We defined the four differentiation states according to binary expression levels of the basal marker Cytokeratin 14 (K14), the mesenchymal marker Vimentin (VIM), and the luminal marker Cytokeratin 19 (K19), as follows: 1) K14hi (basal), 2) VIMhiK14low (mesenchymal), 3) K19hiK14lowVIMlow (luminal), and 4) K19lowK14lowVIMlow (non-basal/non-mesenchymal/non-luminal, or DSNS for brevity). For example, ρ12 is the transition gain from K14hi to VIMhiK14low, and ρ3 is the division gain of K19hiK14lowVIMlow. Cells defined by dominant expression of luminal (K19), basal (K14), and mesenchymal (VIM) markers make up the majority of cells found in normal and neoplastic breast tissue, and luminal, basal, and mesenchymal tumor cell states predominate specific breast tumor subtypes [6] [25] [26]. Moreover, recent work from our group [18] and others [27] demonstrates that many triple-negative tumors contain heterogeneous cell populations characterized by the four states that we have defined. Functionally, mesenchymal-differentiated cells have been associated with enhanced stemness [10] and resistance to numerous therapeutics [15] [16] [17]. Likewise, luminal-differentiated and basal-differentiated breast cancer cells have particular drug sensitivities [31] [25] [27], and cells have been shown to transition between these states in vitro [9] [12] [32] and in vivo [32] [27]. These four differentiation states therefore represent major biologically significant cell states of breast tumors, and understanding their rates of growth, death, and transition during treatment is key to improving therapeutic strategies.
Our system identification problem is to estimate a representative ensemble of sets of dynamics parameters using the training data for each treatment condition. An ensemble of representative models can be useful for predicting trends when not all parameters are fully constrained by the available data, which is commonplace in systems biology [33] [34] [35] [36]. First, we identified a dynamics matrix and a data matrix using an alternating minimization (AM) algorithm [28] in which a convex optimization program [29] was solved at each iteration to reduce measurement error, process error, and estimation error; we specify the dynamics matrix and the data matrix returned by the algorithm at this stage as AM-optimized. By applying resampling residuals bootstrap [30] to the AM-optimized data matrix, we then generated multiple representative training data sets to identify an ensemble of dynamics matrices, or model ensemble. (We will later analyze the values of the dynamics parameters provided by the AM-optimized dynamics matrix and the 95% confidence intervals provided by the model ensemble for each treatment condition).

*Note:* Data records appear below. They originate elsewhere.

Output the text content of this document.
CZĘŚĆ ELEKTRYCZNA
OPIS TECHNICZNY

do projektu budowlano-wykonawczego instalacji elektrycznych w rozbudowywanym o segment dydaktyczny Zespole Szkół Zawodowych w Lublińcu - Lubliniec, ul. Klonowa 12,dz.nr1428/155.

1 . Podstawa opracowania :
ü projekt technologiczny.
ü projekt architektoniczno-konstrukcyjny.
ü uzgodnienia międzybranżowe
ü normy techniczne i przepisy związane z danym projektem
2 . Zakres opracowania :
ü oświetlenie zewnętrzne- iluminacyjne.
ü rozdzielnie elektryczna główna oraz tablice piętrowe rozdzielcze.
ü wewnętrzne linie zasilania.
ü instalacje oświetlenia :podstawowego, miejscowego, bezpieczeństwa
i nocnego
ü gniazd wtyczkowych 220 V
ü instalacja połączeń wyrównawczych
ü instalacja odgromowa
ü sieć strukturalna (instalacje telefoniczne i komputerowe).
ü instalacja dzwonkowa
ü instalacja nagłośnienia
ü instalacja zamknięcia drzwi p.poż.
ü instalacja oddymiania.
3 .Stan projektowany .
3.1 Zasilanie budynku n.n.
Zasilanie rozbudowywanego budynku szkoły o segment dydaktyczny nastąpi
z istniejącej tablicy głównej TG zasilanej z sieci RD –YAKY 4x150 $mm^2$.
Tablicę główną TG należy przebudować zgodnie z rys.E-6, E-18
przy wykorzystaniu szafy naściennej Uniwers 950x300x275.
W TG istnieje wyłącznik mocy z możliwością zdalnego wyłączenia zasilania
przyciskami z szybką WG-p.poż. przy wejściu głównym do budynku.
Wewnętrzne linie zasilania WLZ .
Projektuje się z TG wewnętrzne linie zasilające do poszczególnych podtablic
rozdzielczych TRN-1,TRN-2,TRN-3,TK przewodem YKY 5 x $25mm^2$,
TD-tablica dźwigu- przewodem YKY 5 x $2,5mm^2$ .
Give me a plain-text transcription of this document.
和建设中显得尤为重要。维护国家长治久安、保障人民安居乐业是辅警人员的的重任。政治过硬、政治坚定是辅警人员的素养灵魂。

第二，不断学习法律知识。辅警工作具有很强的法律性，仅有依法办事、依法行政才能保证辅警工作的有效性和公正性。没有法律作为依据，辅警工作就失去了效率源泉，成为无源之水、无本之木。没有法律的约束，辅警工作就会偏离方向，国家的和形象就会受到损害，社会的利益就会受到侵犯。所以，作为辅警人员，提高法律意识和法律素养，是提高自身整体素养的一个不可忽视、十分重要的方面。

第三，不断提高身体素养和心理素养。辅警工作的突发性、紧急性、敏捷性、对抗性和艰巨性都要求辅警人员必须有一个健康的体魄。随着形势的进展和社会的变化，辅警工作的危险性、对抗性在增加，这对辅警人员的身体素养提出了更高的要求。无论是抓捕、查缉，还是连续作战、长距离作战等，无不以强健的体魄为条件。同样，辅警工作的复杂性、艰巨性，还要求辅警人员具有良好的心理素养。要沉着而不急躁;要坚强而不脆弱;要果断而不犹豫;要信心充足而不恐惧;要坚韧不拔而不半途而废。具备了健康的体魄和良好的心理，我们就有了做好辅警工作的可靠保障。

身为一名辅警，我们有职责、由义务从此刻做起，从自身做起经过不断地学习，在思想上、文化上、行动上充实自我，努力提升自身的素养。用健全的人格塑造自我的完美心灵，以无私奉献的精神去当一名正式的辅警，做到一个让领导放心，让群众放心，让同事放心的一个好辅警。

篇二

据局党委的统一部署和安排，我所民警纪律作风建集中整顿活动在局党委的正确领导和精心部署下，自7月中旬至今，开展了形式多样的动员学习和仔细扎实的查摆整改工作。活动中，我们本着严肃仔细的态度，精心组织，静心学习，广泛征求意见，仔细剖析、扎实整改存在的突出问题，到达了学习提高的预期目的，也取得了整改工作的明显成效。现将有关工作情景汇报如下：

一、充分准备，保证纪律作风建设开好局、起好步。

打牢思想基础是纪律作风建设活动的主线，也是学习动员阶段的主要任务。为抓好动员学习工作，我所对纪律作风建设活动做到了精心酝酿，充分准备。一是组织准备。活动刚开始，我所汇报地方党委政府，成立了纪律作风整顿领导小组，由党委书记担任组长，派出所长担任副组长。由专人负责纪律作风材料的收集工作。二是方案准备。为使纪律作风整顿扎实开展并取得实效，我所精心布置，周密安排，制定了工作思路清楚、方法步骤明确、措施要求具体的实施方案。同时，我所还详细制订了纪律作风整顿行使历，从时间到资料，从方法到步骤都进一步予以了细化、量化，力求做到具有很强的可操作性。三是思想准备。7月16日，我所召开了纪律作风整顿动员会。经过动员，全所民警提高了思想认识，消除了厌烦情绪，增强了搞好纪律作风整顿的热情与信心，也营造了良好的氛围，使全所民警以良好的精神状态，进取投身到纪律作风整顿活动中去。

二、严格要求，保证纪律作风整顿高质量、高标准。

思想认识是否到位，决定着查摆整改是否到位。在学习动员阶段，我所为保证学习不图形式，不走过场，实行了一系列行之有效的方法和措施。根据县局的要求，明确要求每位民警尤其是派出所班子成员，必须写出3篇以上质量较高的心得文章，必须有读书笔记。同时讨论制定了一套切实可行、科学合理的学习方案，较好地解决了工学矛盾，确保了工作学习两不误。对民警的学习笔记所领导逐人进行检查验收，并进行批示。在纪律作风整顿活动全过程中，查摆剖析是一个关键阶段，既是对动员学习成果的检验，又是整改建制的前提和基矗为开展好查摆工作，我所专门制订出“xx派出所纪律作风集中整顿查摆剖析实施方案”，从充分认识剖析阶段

Predictions using the model ensemble in comparison to training data are shown in Fig 2 for each treatment. The model ensemble predicts the training data well, which is evident by qualitative and quantitative agreement. The predictions and the training data display comparable first-order trends (Fig 2). Further, few significant differences between predictions and training data were detected: most p-values in Fig 2 are larger than the 5% significance threshold, and these larger p-values indicate lack of significant disagreement between predictions and training data.
System identification for this paper requires time series data of the numbers of live cells in each differentiation state and the numbers of dead or dying cells summed over all states. However, the available time series data contain (a) numbers of live and dying cells in total occupying each differentiation state and (b) numbers of live and dying cells in total along with numbers of dying cells, with the caveat that the totals in these two subsets do not necessarily match (data (a) and data (b) were acquired from separate plates [18]). Specifically, differentiation-state marker expression of a cell and whether that cell was alive or dying could not be observed simultaneously since dying cells show false positivity for all markers. Thus, we undertook preliminary work to infer from the available data how death might be distributed across the differentiation states, which S1 Appendix presents in detail. To summarize, we distributed the observed death across the differentiation states in distinct ways to compute different sets of estimates of the numbers of live cells occupying each state. (The number of dead/dying cells over all states was assigned to the observed death fraction times the number of cells counted in all differentiation states). We trained and tested models on these different sets and found that model fitting errors were similar for different death distributions for each treatment condition (S1 Appendix). This finding may be attributed to the more prominent mechanism of differentiation-state transition in HCC1143 cells [18]. In view of this preliminary work, we distributed the observed death evenly across the differentiation states to compute the data samples (numbers of live cells in each differentiation state and numbers of dead/dying cells in all states) for the current paper.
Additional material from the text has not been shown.